Valérie Glatigny (MR), ministre de l’Éducation, entend bien faire appliquer la Déclaration de politique communautaire qui préconisait un tel décret.
La ministre de l’Éducation revient sur les enjeux liés à l’entrisme religieux au sein des écoles, et son plan pour l’objectiver.
Depuis la rentrée, les chantiers ne manquent pas dans l’enseignement. Pourquoi avoir souhaité vous atteler si rapidement au dossier de l’autocensure et des pressions exercées sur les enseignants ?
J’ai reçu plusieurs signaux que je ne pouvais pas ignorer. Bien sûr, le risque zéro n’existe pas, mais nous avons, en la matière, une obligation de moyens. Je ne veux pas créer de psychose, et l’objectif premier est celui de la prévention, mais nous souhaitons aussi protéger nos enseignants et pouvoir identifier plus rapidement les problèmes.

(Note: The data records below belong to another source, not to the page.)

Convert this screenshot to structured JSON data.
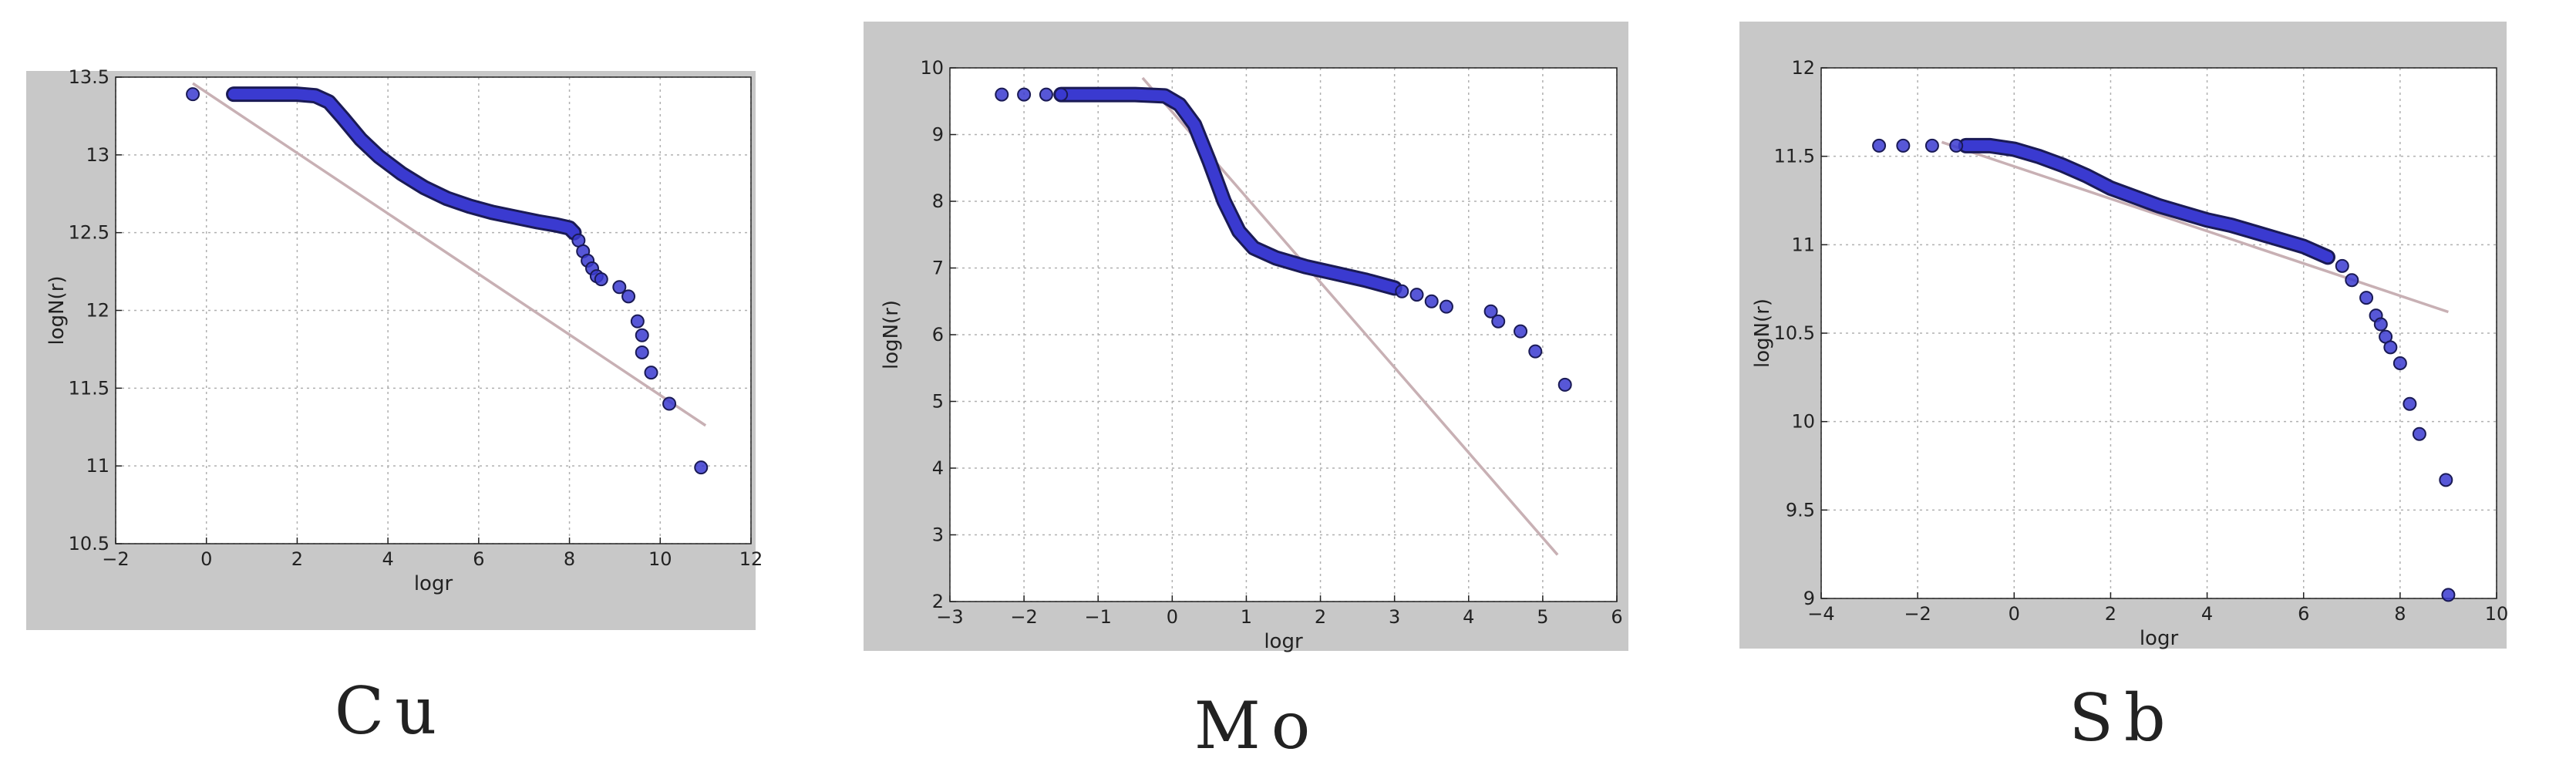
{
  "colors": {
    "panel_bg": "#c8c8c8",
    "plot_bg": "#ffffff",
    "grid": "#b0b0b0",
    "marker_fill": "#3a3ad0",
    "marker_edge": "#1a1a55",
    "fit_line": "#c8b0b4"
  },
  "chart_data": [
    {
      "type": "scatter",
      "caption": "Cu",
      "xlabel": "logr",
      "ylabel": "logN(r)",
      "xlim": [
        -2,
        12
      ],
      "ylim": [
        10.5,
        13.5
      ],
      "xticks": [
        -2,
        0,
        2,
        4,
        6,
        8,
        10,
        12
      ],
      "yticks": [
        10.5,
        11,
        11.5,
        12,
        12.5,
        13,
        13.5
      ],
      "xtick_labels": [
        "−2",
        "0",
        "2",
        "4",
        "6",
        "8",
        "10",
        "12"
      ],
      "ytick_labels": [
        "10.5",
        "11",
        "11.5",
        "12",
        "12.5",
        "13",
        "13.5"
      ],
      "grid": true,
      "fit_line": {
        "x": [
          -0.3,
          11.0
        ],
        "y": [
          13.46,
          11.26
        ]
      },
      "curve": {
        "x": [
          0.6,
          1.2,
          2.0,
          2.4,
          2.7,
          3.0,
          3.4,
          3.8,
          4.3,
          4.8,
          5.3,
          5.8,
          6.3,
          6.8,
          7.3,
          7.7,
          8.0,
          8.1
        ],
        "y": [
          13.39,
          13.39,
          13.39,
          13.38,
          13.34,
          13.24,
          13.1,
          12.99,
          12.88,
          12.79,
          12.72,
          12.67,
          12.63,
          12.6,
          12.57,
          12.55,
          12.53,
          12.5
        ]
      },
      "points": {
        "x": [
          -0.3,
          8.2,
          8.3,
          8.4,
          8.5,
          8.6,
          8.7,
          9.1,
          9.3,
          9.5,
          9.6,
          9.6,
          9.8,
          10.2,
          10.9
        ],
        "y": [
          13.39,
          12.45,
          12.38,
          12.32,
          12.27,
          12.22,
          12.2,
          12.15,
          12.09,
          11.93,
          11.84,
          11.73,
          11.6,
          11.4,
          10.99
        ]
      }
    },
    {
      "type": "scatter",
      "caption": "Mo",
      "xlabel": "logr",
      "ylabel": "logN(r)",
      "xlim": [
        -3,
        6
      ],
      "ylim": [
        2,
        10
      ],
      "xticks": [
        -3,
        -2,
        -1,
        0,
        1,
        2,
        3,
        4,
        5,
        6
      ],
      "yticks": [
        2,
        3,
        4,
        5,
        6,
        7,
        8,
        9,
        10
      ],
      "xtick_labels": [
        "−3",
        "−2",
        "−1",
        "0",
        "1",
        "2",
        "3",
        "4",
        "5",
        "6"
      ],
      "ytick_labels": [
        "2",
        "3",
        "4",
        "5",
        "6",
        "7",
        "8",
        "9",
        "10"
      ],
      "grid": true,
      "fit_line": {
        "x": [
          -0.4,
          5.2
        ],
        "y": [
          9.85,
          2.7
        ]
      },
      "curve": {
        "x": [
          -1.5,
          -1.0,
          -0.5,
          -0.1,
          0.1,
          0.3,
          0.5,
          0.7,
          0.9,
          1.1,
          1.4,
          1.8,
          2.2,
          2.6,
          3.0
        ],
        "y": [
          9.6,
          9.6,
          9.6,
          9.58,
          9.45,
          9.15,
          8.6,
          8.0,
          7.55,
          7.3,
          7.15,
          7.02,
          6.92,
          6.82,
          6.7
        ]
      },
      "points": {
        "x": [
          -2.3,
          -2.0,
          -1.7,
          -1.5,
          3.1,
          3.3,
          3.5,
          3.7,
          4.3,
          4.4,
          4.7,
          4.9,
          5.3
        ],
        "y": [
          9.6,
          9.6,
          9.6,
          9.6,
          6.65,
          6.6,
          6.5,
          6.42,
          6.35,
          6.2,
          6.05,
          5.75,
          5.25
        ]
      }
    },
    {
      "type": "scatter",
      "caption": "Sb",
      "xlabel": "logr",
      "ylabel": "logN(r)",
      "xlim": [
        -4,
        10
      ],
      "ylim": [
        9,
        12
      ],
      "xticks": [
        -4,
        -2,
        0,
        2,
        4,
        6,
        8,
        10
      ],
      "yticks": [
        9,
        9.5,
        10,
        10.5,
        11,
        11.5,
        12
      ],
      "xtick_labels": [
        "−4",
        "−2",
        "0",
        "2",
        "4",
        "6",
        "8",
        "10"
      ],
      "ytick_labels": [
        "9",
        "9.5",
        "10",
        "10.5",
        "11",
        "11.5",
        "12"
      ],
      "grid": true,
      "fit_line": {
        "x": [
          -1.5,
          9.0
        ],
        "y": [
          11.58,
          10.62
        ]
      },
      "curve": {
        "x": [
          -1.0,
          -0.5,
          0.0,
          0.5,
          1.0,
          1.5,
          2.0,
          2.5,
          3.0,
          3.5,
          4.0,
          4.5,
          5.0,
          5.5,
          6.0,
          6.5
        ],
        "y": [
          11.56,
          11.56,
          11.54,
          11.5,
          11.45,
          11.39,
          11.32,
          11.27,
          11.22,
          11.18,
          11.14,
          11.11,
          11.07,
          11.03,
          10.99,
          10.93
        ]
      },
      "points": {
        "x": [
          -2.8,
          -2.3,
          -1.7,
          -1.2,
          6.8,
          7.0,
          7.3,
          7.5,
          7.6,
          7.7,
          7.8,
          8.0,
          8.2,
          8.4,
          8.95,
          9.0
        ],
        "y": [
          11.56,
          11.56,
          11.56,
          11.56,
          10.88,
          10.8,
          10.7,
          10.6,
          10.55,
          10.48,
          10.42,
          10.33,
          10.1,
          9.93,
          9.67,
          9.02
        ]
      }
    }
  ]
}
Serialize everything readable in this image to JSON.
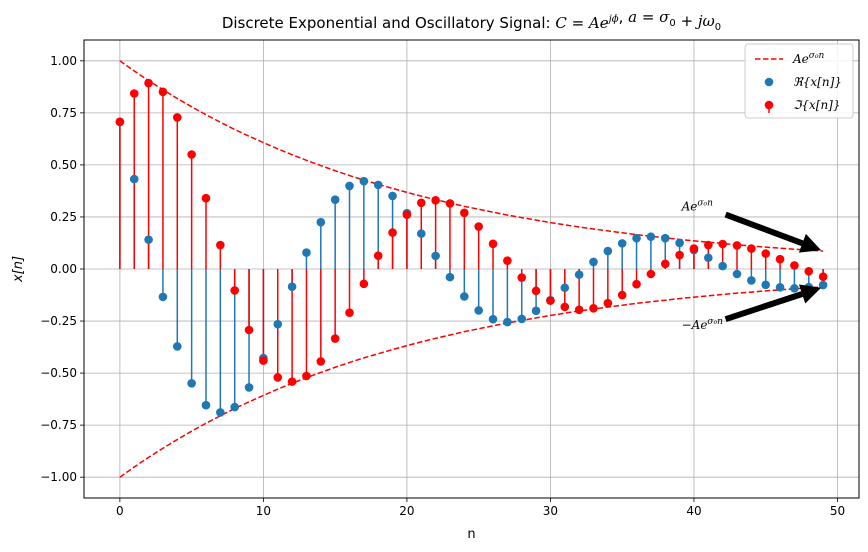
{
  "chart_data": {
    "type": "scatter",
    "title": "Discrete Exponential and Oscillatory Signal: C = Ae^{jϕ}, a = σ₀ + jω₀",
    "xlabel": "n",
    "ylabel": "x[n]",
    "xlim": [
      -2.5,
      51.5
    ],
    "ylim": [
      -1.1,
      1.1
    ],
    "xticks": [
      0,
      10,
      20,
      30,
      40,
      50
    ],
    "yticks": [
      -1.0,
      -0.75,
      -0.5,
      -0.25,
      0.0,
      0.25,
      0.5,
      0.75,
      1.0
    ],
    "grid": true,
    "legend_position": "top-right",
    "n": [
      0,
      1,
      2,
      3,
      4,
      5,
      6,
      7,
      8,
      9,
      10,
      11,
      12,
      13,
      14,
      15,
      16,
      17,
      18,
      19,
      20,
      21,
      22,
      23,
      24,
      25,
      26,
      27,
      28,
      29,
      30,
      31,
      32,
      33,
      34,
      35,
      36,
      37,
      38,
      39,
      40,
      41,
      42,
      43,
      44,
      45,
      46,
      47,
      48,
      49
    ],
    "series": [
      {
        "name": "Ae^{σ₀n}",
        "style": "dashed",
        "color": "#ff0000",
        "values": [
          1.0,
          0.951,
          0.905,
          0.861,
          0.819,
          0.779,
          0.741,
          0.705,
          0.67,
          0.638,
          0.607,
          0.577,
          0.549,
          0.522,
          0.497,
          0.472,
          0.449,
          0.427,
          0.407,
          0.387,
          0.368,
          0.35,
          0.333,
          0.317,
          0.301,
          0.287,
          0.273,
          0.259,
          0.247,
          0.235,
          0.223,
          0.212,
          0.202,
          0.192,
          0.183,
          0.174,
          0.165,
          0.157,
          0.15,
          0.142,
          0.135,
          0.129,
          0.122,
          0.116,
          0.111,
          0.105,
          0.1,
          0.095,
          0.091,
          0.086
        ]
      },
      {
        "name": "ℜ{x[n]}",
        "style": "stem",
        "color": "#1f77b4",
        "values": [
          0.707,
          0.432,
          0.141,
          -0.134,
          -0.372,
          -0.549,
          -0.654,
          -0.689,
          -0.663,
          -0.569,
          -0.428,
          -0.265,
          -0.085,
          0.079,
          0.225,
          0.333,
          0.399,
          0.422,
          0.404,
          0.351,
          0.268,
          0.17,
          0.063,
          -0.039,
          -0.132,
          -0.199,
          -0.241,
          -0.255,
          -0.24,
          -0.201,
          -0.15,
          -0.09,
          -0.027,
          0.034,
          0.086,
          0.123,
          0.148,
          0.155,
          0.148,
          0.125,
          0.091,
          0.054,
          0.014,
          -0.024,
          -0.055,
          -0.076,
          -0.088,
          -0.093,
          -0.087,
          -0.077
        ]
      },
      {
        "name": "ℑ{x[n]}",
        "style": "stem",
        "color": "#ff0000",
        "values": [
          0.707,
          0.843,
          0.893,
          0.851,
          0.728,
          0.55,
          0.34,
          0.115,
          -0.103,
          -0.293,
          -0.44,
          -0.521,
          -0.541,
          -0.514,
          -0.444,
          -0.334,
          -0.21,
          -0.071,
          0.064,
          0.175,
          0.261,
          0.318,
          0.33,
          0.315,
          0.27,
          0.204,
          0.121,
          0.04,
          -0.041,
          -0.105,
          -0.152,
          -0.182,
          -0.196,
          -0.189,
          -0.164,
          -0.125,
          -0.073,
          -0.024,
          0.025,
          0.067,
          0.098,
          0.115,
          0.12,
          0.113,
          0.098,
          0.074,
          0.047,
          0.017,
          -0.011,
          -0.037
        ]
      }
    ],
    "annotations": [
      {
        "text": "Ae^{σ₀n}",
        "x": 39,
        "y": 0.3,
        "arrow_to": [
          49,
          0.09
        ]
      },
      {
        "text": "−Ae^{σ₀n}",
        "x": 39,
        "y": -0.27,
        "arrow_to": [
          49,
          -0.09
        ]
      }
    ]
  }
}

Les gouvernements précédents ne se sont pas emparés de ce dossier. Certains qualifiaient cet enjeu de marginal. Comment analysez-vous cela ?
Je me garderai bien de qualifier ce phénomène et d’y apposer un adjectif. Ce que je veux précisément faire, c’est objectiver la situation. Tel est le but du monitoring confié au service général de l’inspection : aboutir sur une photographie claire.
Les retours qui remontent du terrain sont-ils bruxellois ?
Non, ils concernent aussi la Wallonie.
Sont-ils majoritairement liés à la radicalisation islamiste ?
C’est une réalité que l’on ne peut pas nier, mais nous avons constaté aussi des faits de radicalisations complotistes qui peuvent inciter au repli et à des actes violents. Par ailleurs, ce qui ressort de notre enquête réalisée auprès des enseignants, c’est l’enjeu qui s’articule autour du respect dû à l’enseignant. On a l’impression que la relation entre le monde de l’école et le reste de la société se délite un peu, ce qui participe à la pénurie des enseignants. En ce sens, nous devons travailler sur le partenariat entre l’école et les parents. Cette collaboration permettra dailleurs de lutter contre le décrochage d’un enfant.
En France, la loi interdit à tous les élèves de porter des signes religieux. Ce n’est pas le cas en Belgique : cette interdiction est laissée à l’appréciation des directions. Et cela peut engendrer une concurrence entre les établissements. Souhaitez-vous établir une règle claire et unique pour toutes les écoles ?
Je veux simplement rappeler la phrase inscrite dans la Déclaration de politique communautaire : “le gouvernement interdira par décret le port de signes convictionnels à tous les enseignants de l’enseignement obligatoire du réseau officiel, à l’exception des professeurs de religion”.
C’est un enjeu qui vous est remonté à travers les témoignages ? La place visible du religieux dans les salles des profs peut être compliquée à gérer ?
Oui, il y a chez certains une espèce de sidération: celle de ne pas savoir comment réagir, et donc d’être un peu désarmés par rapport à cet enjeu. [NdlR: il n’existe pas de statistiques sur le port du voile par les enseignants]
Et pour le port de signes convictionnels par les élèves ?
Je vais me tenir à ce qui est déjà inscrit dans la Déclaration. Nous analyserons à l’avenir s’il y a des problèmes majeurs en lien le port de signes convictionnels. Je rappelle aussi que mon objectif est de lutter contre les extrémismes violents qui ne sont pas uniquement religieux.
Face à ces enjeux, souhaitez-vous renforcer le cours de philosophie et citoyenneté dans l’enseignement officiel, quitte à supprimer des horaires obligatoires les cours de religions ?
Le cours de philosophie et de citoyenneté est fondamental pour apprendre à décoder les discours identitaires, la désinformation, les replis sur soi, pour renforcer son esprit critique. Ce n’est pas l’alpha et l’oméga, bien sûr, mais c’est un cours qui répond aux missions importantes de l’enseignement.
Vous n’ouvrez donc pas une nouvelle réflexion sur l’avenir des cours de religion dans l’enseignement officiel ?
Dans le cadre de la Déclaration de politique communautaire, on ira aussi loin que possible pour développer le cours de philosophie et de citoyenneté.